Il faut s’armer de superlatifs pour décrire l’affiche d’un tel concert : directeur musical du Symphonique de la Radio Bavaroise depuis 2023, Simon Rattle a réuni à l’occasion de ce deuxième acte de Tristan l’élite des chanteurs wagnériens du moment. En comptant parmi ses arguments une prise de rôle majeure, et dans le cadre d’un opéra qui supporte plutôt bien l’absence de mise en scène, il y avait de nombreuses raisons de se déplacer à Munich pour l’une des deux soirées programmées. Face à de telles promesses, la seule crainte possible était que l’un des grands noms annoncés ne puisse tenir son engagement. Il y aura en effet eu un changement de distribution, Franz-Josef Selig, souffrant, ayant dû se faire remplacer par Christof Fischesser. Pas de quoi altérer le prestige de la soirée, dont les beaux moments n’étaient pas toujours où on pouvait les attendre.
Autant commencer par l’élément le plus remarquable, avec la prestation de l’Orchestre de la Radiodiffusion Bavaroise. Dès le prélude, on est saisi par la richesse du son de l’orchestre, sa plénitude, sa précision absolue dans une partition très demandante. Cette excellente impression ne se démentira pas par la suite, aussi bien dans les montées expressives de la partition que dans les passages plus délicats (le motif qui suit immédiatement l’appel de Brangäne). Avec cette palette de couleurs, il réussit à restituer tout l’imaginaire recréé par Wagner, que ce soit le frémissement de la source, l’honneur chevaleresque, ou le désir exalté.

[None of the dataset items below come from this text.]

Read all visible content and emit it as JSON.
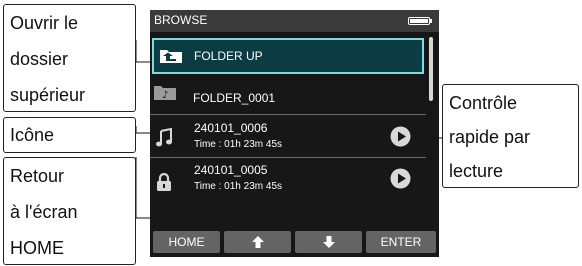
{
  "screen": {
    "title": "BROWSE",
    "items": [
      {
        "label": "FOLDER UP",
        "icon": "folder-up-icon",
        "selected": true
      },
      {
        "label": "FOLDER_0001",
        "icon": "folder-icon"
      },
      {
        "label": "240101_0006",
        "time": "Time : 01h 23m 45s",
        "icon": "music-note-icon"
      },
      {
        "label": "240101_0005",
        "time": "Time : 01h 23m 45s",
        "icon": "lock-icon"
      }
    ],
    "softkeys": {
      "home": "HOME",
      "up": "up-arrow-icon",
      "down": "down-arrow-icon",
      "enter": "ENTER"
    },
    "colors": {
      "screen_bg": "#171717",
      "title_bar": "#3a3a3a",
      "selection_border": "#7fd7e0",
      "selection_fill": "#0b3b43",
      "softkey_bg": "#646464"
    }
  },
  "callouts": {
    "folder_up": [
      "Ouvrir le",
      "dossier",
      "supérieur"
    ],
    "icon": [
      "Icône"
    ],
    "home": [
      "Retour",
      "à l'écran",
      "HOME"
    ],
    "quick_play": [
      "Contrôle",
      "rapide par",
      "lecture"
    ]
  }
}
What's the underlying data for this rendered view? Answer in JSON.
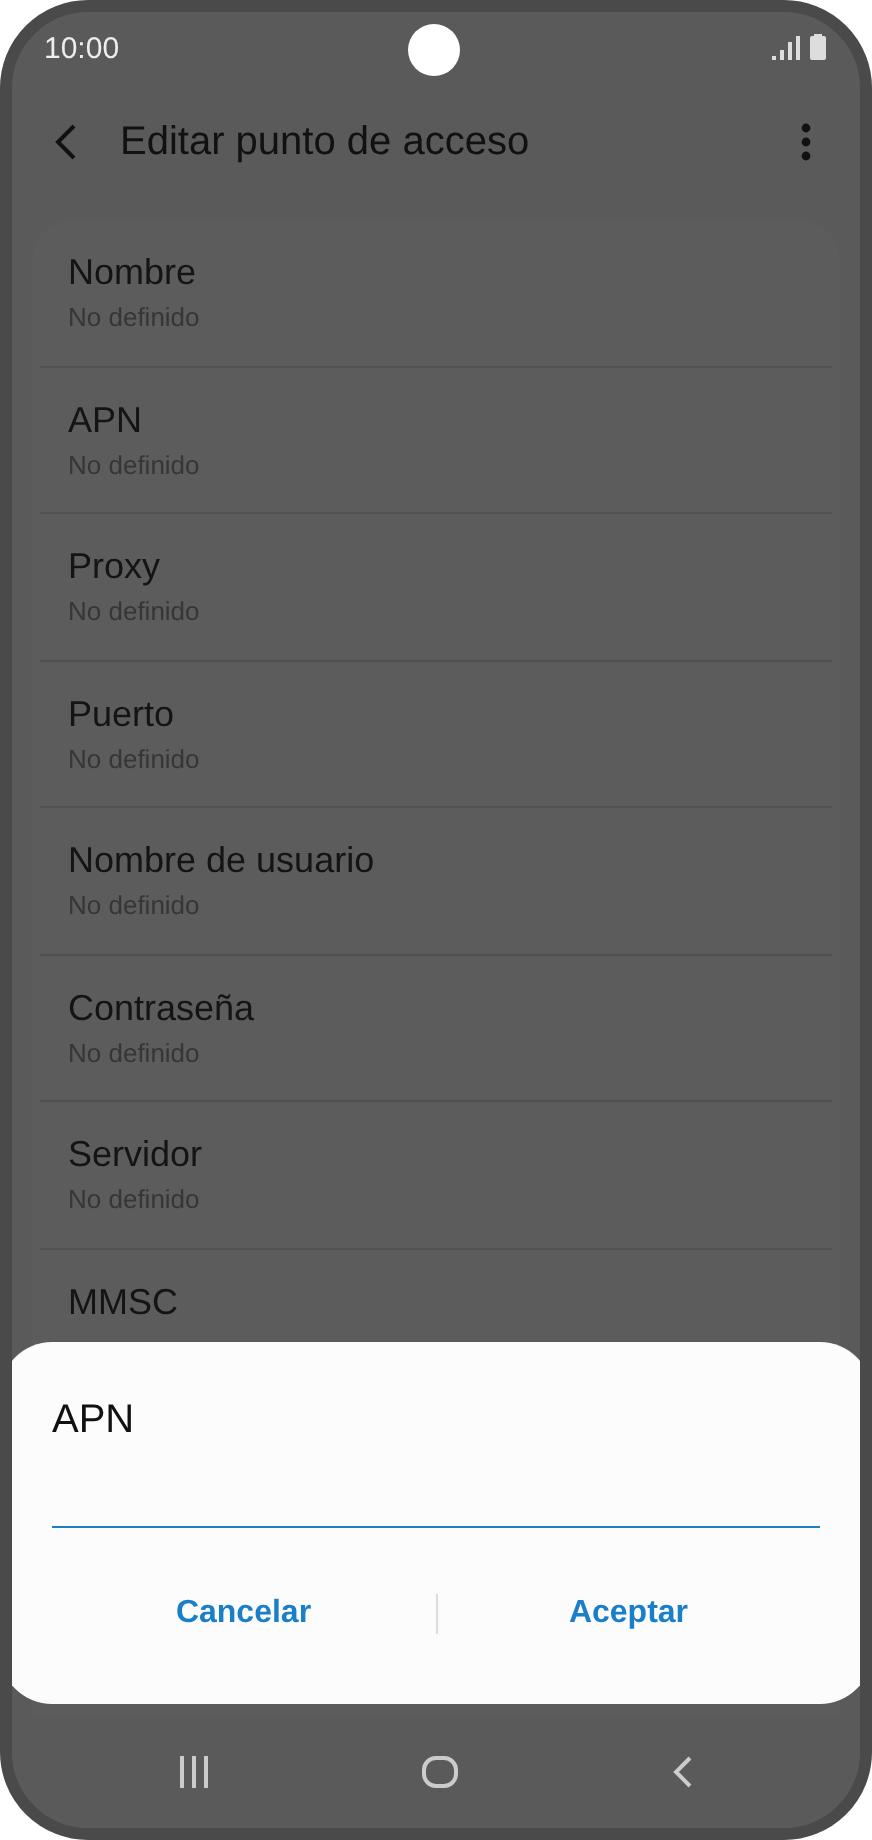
{
  "status_bar": {
    "time": "10:00"
  },
  "app_bar": {
    "title": "Editar punto de acceso"
  },
  "fields": [
    {
      "label": "Nombre",
      "value": "No definido"
    },
    {
      "label": "APN",
      "value": "No definido"
    },
    {
      "label": "Proxy",
      "value": "No definido"
    },
    {
      "label": "Puerto",
      "value": "No definido"
    },
    {
      "label": "Nombre de usuario",
      "value": "No definido"
    },
    {
      "label": "Contraseña",
      "value": "No definido"
    },
    {
      "label": "Servidor",
      "value": "No definido"
    },
    {
      "label": "MMSC"
    }
  ],
  "dialog": {
    "title": "APN",
    "buttons": [
      "Cancelar",
      "Aceptar"
    ]
  }
}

Il faudrait aussi relever chaque solo instrumental pour souligner l’excellence des musiciens de la formation, chacun se montrant impeccable.
À sa tête, Simon Rattle sait valoriser cette opulence sans jamais s’y complaire toutefois. Ainsi choisit-il des tempi assez modérés qui lui permettent de rester attentif, non seulement au texte et aux chanteurs, mais également à la dramaturgie musicale. Cela se fait très subtilement, par une légère respiration, par telle harmonie retardée, et il réussit ainsi à ne jamais tomber dans une simple exaltation au premier degré, mais à rappeler régulièrement le poids tragique qui se cache derrière. Le tout premier accord est flagrant à cet égard, légèrement amorti, et semblant ainsi sonner comme un coup du destin. Cependant, sa lecture vaut aussi par sa fluidité, sa continuité, le concert ne souffrant d’aucun temps mort ni excès.
La prise de rôle (partielle) de Lise Davidsen était probablement l’élément le plus intrigant de la soirée : identifiée pour ses rôles de grand lyrique chez Wagner ou Strauss (Sieglinde, Elisabeth, la Maréchale, Salomé), elle se tourne désormais vers le répertoire de soprano dramatique. D’après le site de l’artiste, le rôle intégral viendra dans une production scénique au MET en mars 2026, tandis qu’elle annonce également une Brünnhilde (2027-2030) et une Lady Macbeth (2026). Pour l’instant, son Isolde vaut par des qualités qu’on lui connaît déjà : des aigus irradiants (les contre-ut du duo ont rarement paru aussi simples), un souffle à toute épreuve, un timbre fascinant, et des pianissimi de toute beauté. Cette délicatesse (qui nous avait déjà marqué dans sa Salomé parisienne) fait tout le prix de son interprétation, le rôle étant rarement chanté par des voix aussi jeunes : avant d’être princesse et figure tragique, elle est ici tout simplement amoureuse. Elle apparaît cependant un peu sur la réserve en terme d’implication dramatique ce soir, notamment dans ses interactions avec Brangäne, et l’écriture demande une solidité dans le médium pour passer l’orchestre qu’elle n’a pas tout à fait. Il faut cependant souligner que l’Isarphilharmonie, lieu de résidence de l’orchestre, n’a pas une acoustique évidente pour les voix.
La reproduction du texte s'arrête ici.